A British think tank released the results of a global survey that shows tolerance for LGBT people is rising in almost every part of the world. 

The survey is being celebrated as an encapsulation of the progress LGBT rights groups have made spreading tolerance not just in the United States but globally. It was conducted by the Legatum Institute.


"It is encouraging to see that our 2019 Prosperity Index shows a rise in tolerance towards the LGBT community globally over the past decade," Shaun Flanagan, from the Legatum Institute, told the Japan Times.

Shutterstock / Elizabeth Winterbourne

According to the data, Iceland was the most tolerant country towards LGBT people while Tajikistan, in Asia, was the least tolerant. Expressions of acceptance for LGBT people was about one in four a decade ago, but rose to almost a third in the most recent report. Overall, social tolerance toward minority groups went up in 111 of the 167 countries.
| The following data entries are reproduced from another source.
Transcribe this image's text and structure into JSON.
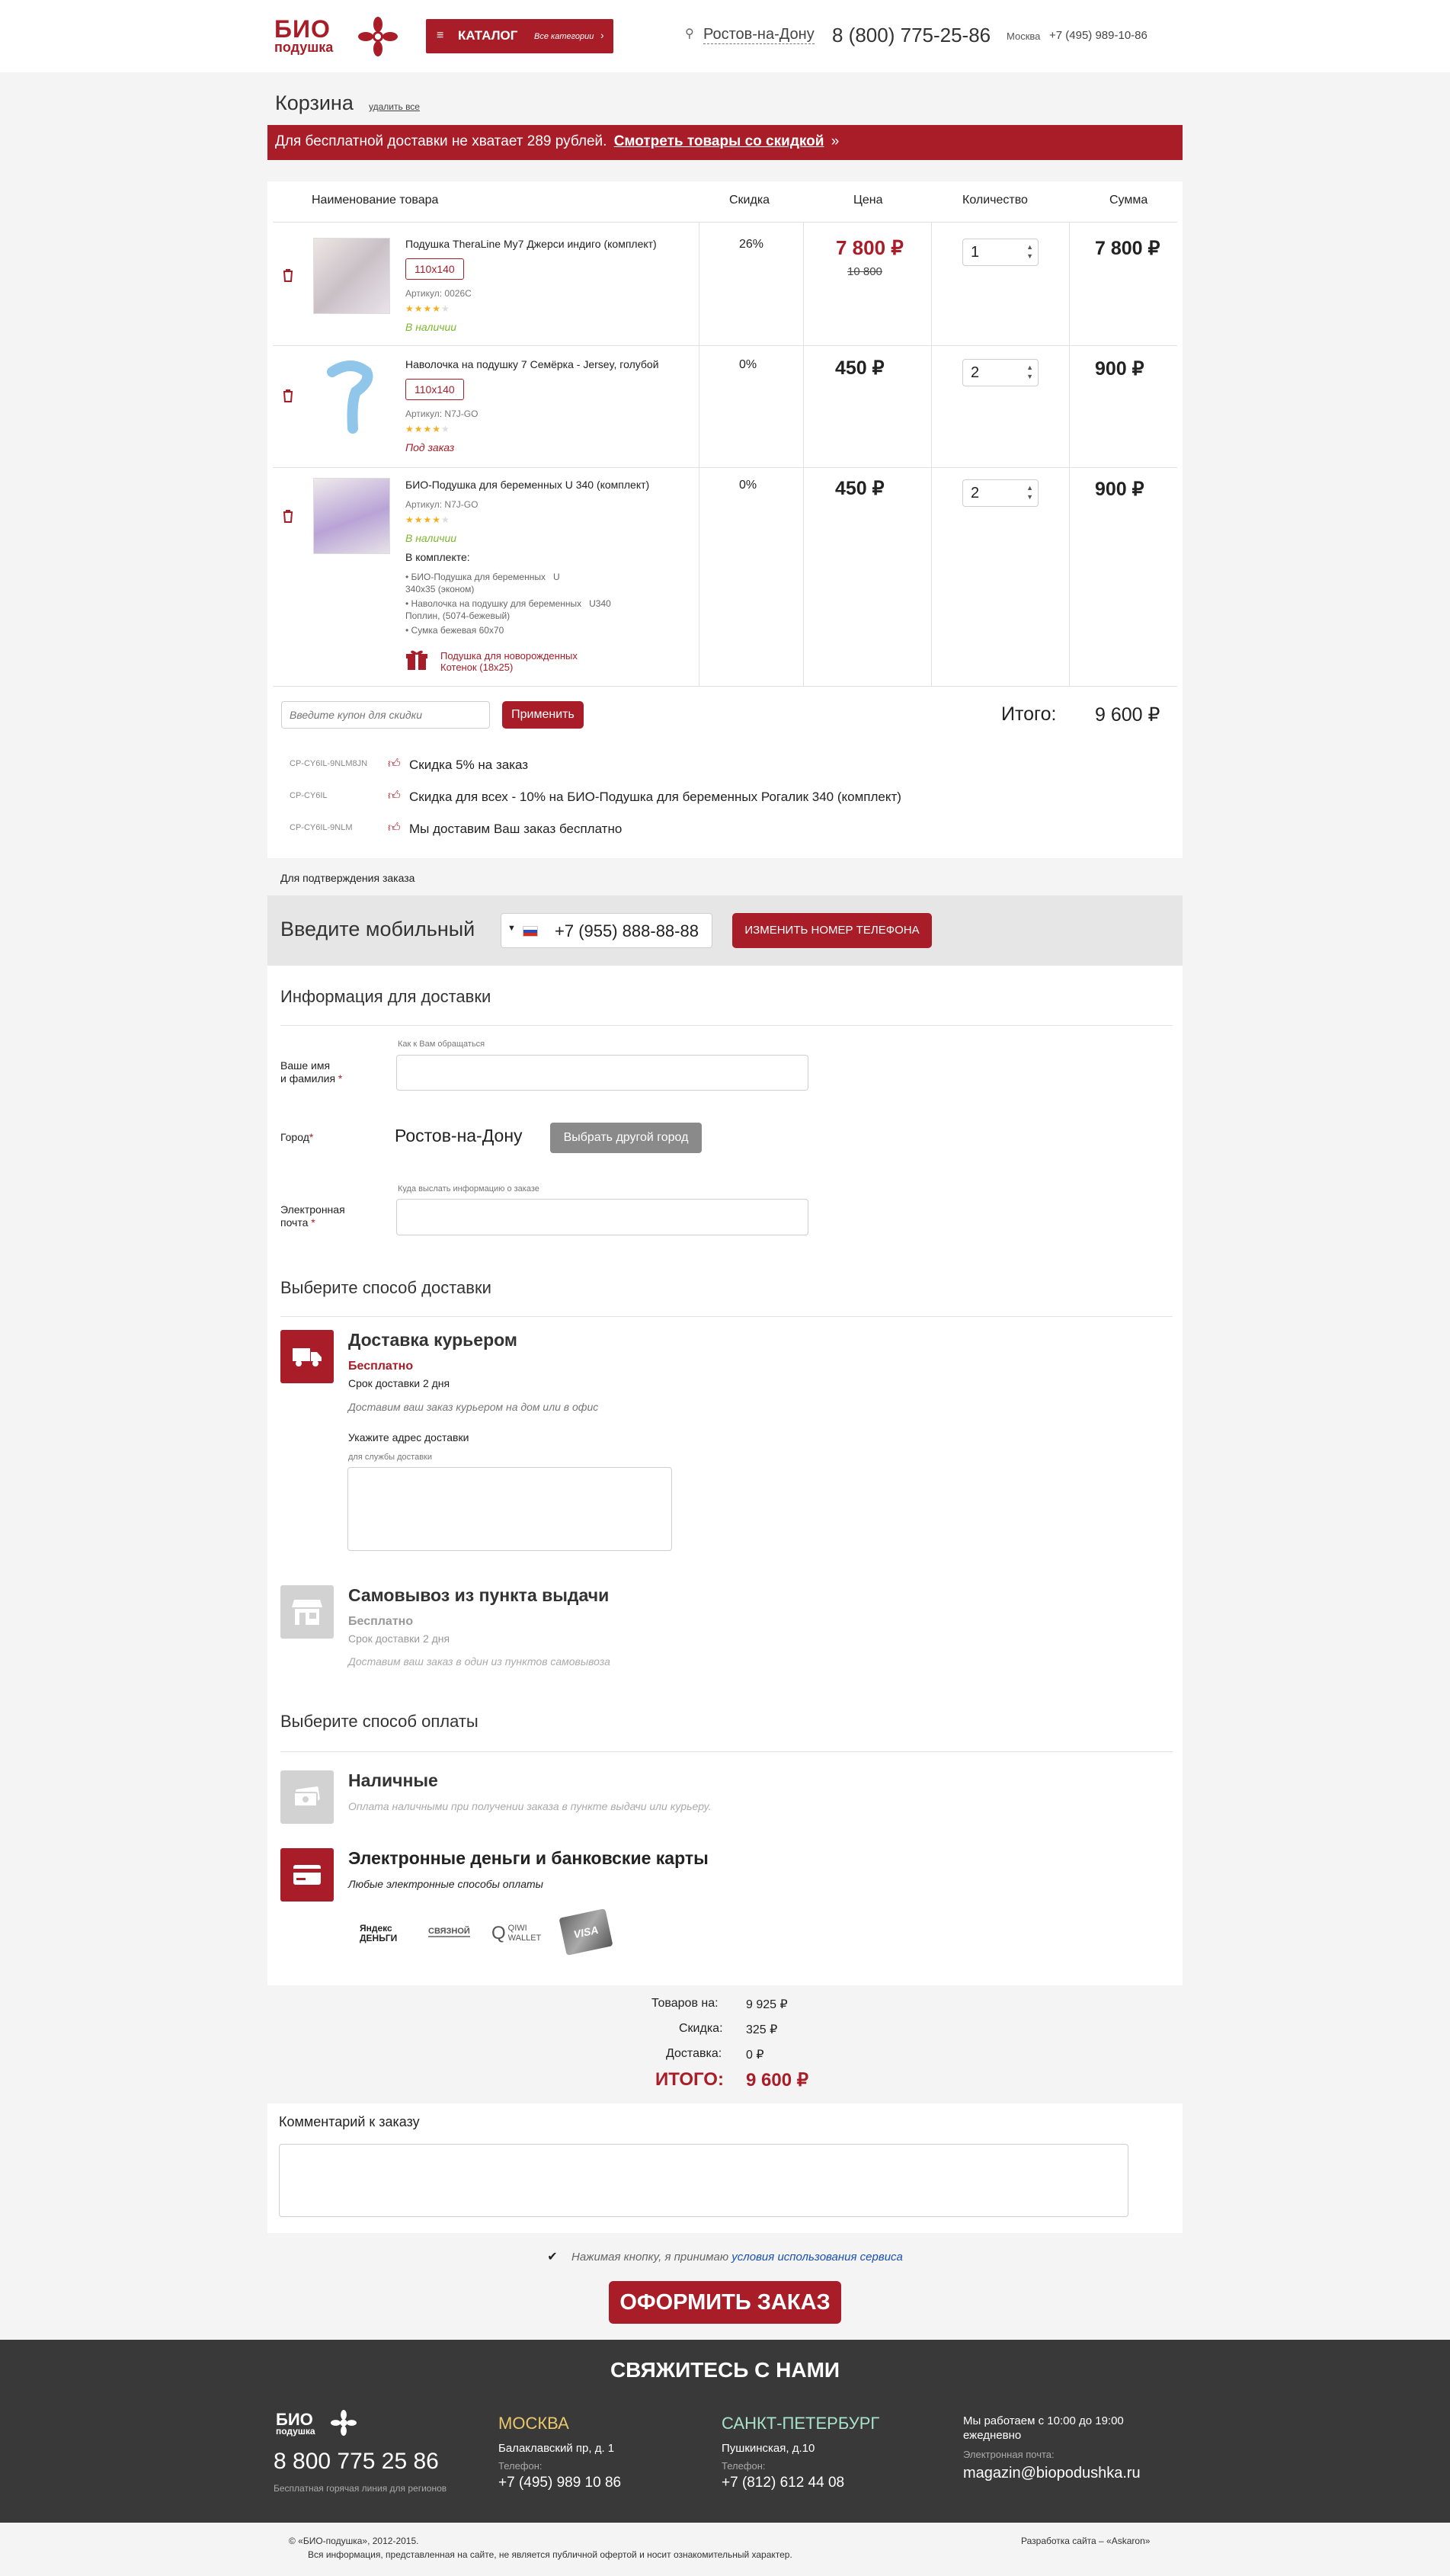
{
  "header": {
    "logo_top": "БИО",
    "logo_bottom": "подушка",
    "catalog_label": "КАТАЛОГ",
    "catalog_sub": "Все категории",
    "city": "Ростов-на-Дону",
    "phone": "8 (800) 775-25-86",
    "moscow_label": "Москва",
    "moscow_phone": "+7 (495) 989-10-86"
  },
  "cart": {
    "title": "Корзина",
    "clear_all": "удалить все",
    "banner_text": "Для бесплатной доставки не хватает 289 рублей.",
    "banner_link": "Смотреть товары со скидкой",
    "banner_arrow": "»",
    "columns": {
      "name": "Наименование товара",
      "discount": "Скидка",
      "price": "Цена",
      "qty": "Количество",
      "sum": "Сумма"
    },
    "items": [
      {
        "name": "Подушка TheraLine My7 Джерси индиго (комплект)",
        "size": "110x140",
        "sku_label": "Артикул:",
        "sku": "0026C",
        "rating": 4,
        "stock": "В наличии",
        "discount": "26%",
        "price": "7 800 ₽",
        "old_price": "10 800",
        "qty": "1",
        "sum": "7 800 ₽"
      },
      {
        "name": "Наволочка на подушку 7 Семёрка - Jersey, голубой",
        "size": "110x140",
        "sku_label": "Артикул:",
        "sku": "N7J-GO",
        "rating": 4,
        "stock": "Под заказ",
        "discount": "0%",
        "price": "450 ₽",
        "qty": "2",
        "sum": "900 ₽"
      },
      {
        "name": "БИО-Подушка для беременных U 340 (комплект)",
        "sku_label": "Артикул:",
        "sku": "N7J-GO",
        "rating": 4,
        "stock": "В наличии",
        "kit_label": "В комплекте:",
        "kit": [
          "• БИО-Подушка для беременных   U 340х35 (эконом)",
          "• Наволочка на подушку для беременных   U340 Поплин, (5074-бежевый)",
          "• Сумка бежевая 60х70"
        ],
        "gift": "Подушка для новорожденных Котенок (18х25)",
        "discount": "0%",
        "price": "450 ₽",
        "qty": "2",
        "sum": "900 ₽"
      }
    ],
    "coupon_placeholder": "Введите купон для скидки",
    "apply": "Применить",
    "total_label": "Итого:",
    "total": "9 600 ₽",
    "coupons": [
      {
        "code": "CP-CY6IL-9NLM8JN",
        "text": "Скидка 5% на заказ"
      },
      {
        "code": "CP-CY6IL",
        "text": "Скидка для всех - 10% на БИО-Подушка для беременных Рогалик 340 (комплект)"
      },
      {
        "code": "CP-CY6IL-9NLM",
        "text": "Мы доставим Ваш заказ бесплатно"
      }
    ]
  },
  "confirm": {
    "note": "Для подтверждения заказа",
    "mobile_label": "Введите мобильный",
    "phone": "+7 (955) 888-88-88",
    "change_btn": "ИЗМЕНИТЬ НОМЕР ТЕЛЕФОНА"
  },
  "delivery_info": {
    "title": "Информация для доставки",
    "name_hint": "Как к Вам обращаться",
    "name_label_1": "Ваше имя",
    "name_label_2": "и фамилия",
    "city_label": "Город",
    "city": "Ростов-на-Дону",
    "city_btn": "Выбрать другой город",
    "email_hint": "Куда выслать информацию о заказе",
    "email_label_1": "Электронная",
    "email_label_2": "почта",
    "req": "*"
  },
  "shipping": {
    "title": "Выберите способ доставки",
    "courier": {
      "title": "Доставка курьером",
      "price": "Бесплатно",
      "term": "Срок доставки 2 дня",
      "desc": "Доставим ваш заказ курьером на дом или в офис",
      "addr_label": "Укажите адрес доставки",
      "addr_hint": "для службы доставки"
    },
    "pickup": {
      "title": "Самовывоз из пункта выдачи",
      "price": "Бесплатно",
      "term": "Срок доставки 2 дня",
      "desc": "Доставим ваш заказ в один из пунктов самовывоза"
    }
  },
  "payment": {
    "title": "Выберите способ оплаты",
    "cash": {
      "title": "Наличные",
      "desc": "Оплата наличными при получении заказа в пункте выдачи или курьеру."
    },
    "emoney": {
      "title": "Электронные деньги и банковские карты",
      "desc": "Любые электронные способы оплаты",
      "logos": [
        "Яндекс ДЕНЬГИ",
        "СВЯЗНОЙ",
        "QIWI WALLET",
        "VISA"
      ]
    }
  },
  "summary": {
    "goods_label": "Товаров на:",
    "goods": "9 925 ₽",
    "discount_label": "Скидка:",
    "discount": "325 ₽",
    "delivery_label": "Доставка:",
    "delivery": "0 ₽",
    "total_label": "ИТОГО:",
    "total": "9 600 ₽"
  },
  "comment": {
    "title": "Комментарий к заказу"
  },
  "agree": {
    "text": "Нажимая кнопку, я принимаю",
    "link": "условия использования сервиса"
  },
  "submit": "ОФОРМИТЬ ЗАКАЗ",
  "footer": {
    "title": "СВЯЖИТЕСЬ С НАМИ",
    "phone": "8 800 775 25 86",
    "hotline": "Бесплатная горячая линия для регионов",
    "phone_label": "Телефон:",
    "moscow": {
      "city": "МОСКВА",
      "addr": "Балаклавский пр, д. 1",
      "phone": "+7 (495) 989 10 86"
    },
    "spb": {
      "city": "САНКТ-ПЕТЕРБУРГ",
      "addr": "Пушкинская, д.10",
      "phone": "+7 (812) 612 44 08"
    },
    "hours_1": "Мы работаем с 10:00 до 19:00",
    "hours_2": "ежедневно",
    "email_label": "Электронная почта:",
    "email": "magazin@biopodushka.ru",
    "copyright": "©  «БИО-подушка», 2012-2015.",
    "disclaimer": "Вся информация, представленная на сайте, не является публичной офертой и носит ознакомительный характер.",
    "dev": "Разработка сайта – «Askaron»"
  },
  "colors": {
    "brand_red": "#a81d27",
    "green": "#7cb82f",
    "footer_bg": "#393939",
    "moscow_gold": "#e8c86a",
    "spb_mint": "#a9e2cc"
  }
}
The acceptance was measured by a Gallup poll asking more than 130,000 people if their city or region was a good place for gay and lesbian people to live.

Despite the progress, Flanagan emphasized that there was still work to be done.

"The LGBT community, as well as other often marginalized groups, such as immigrants, ethnic minorities and religious groups, still face considerable persecution across certain parts of the world today," Flanagan told the Japan Times.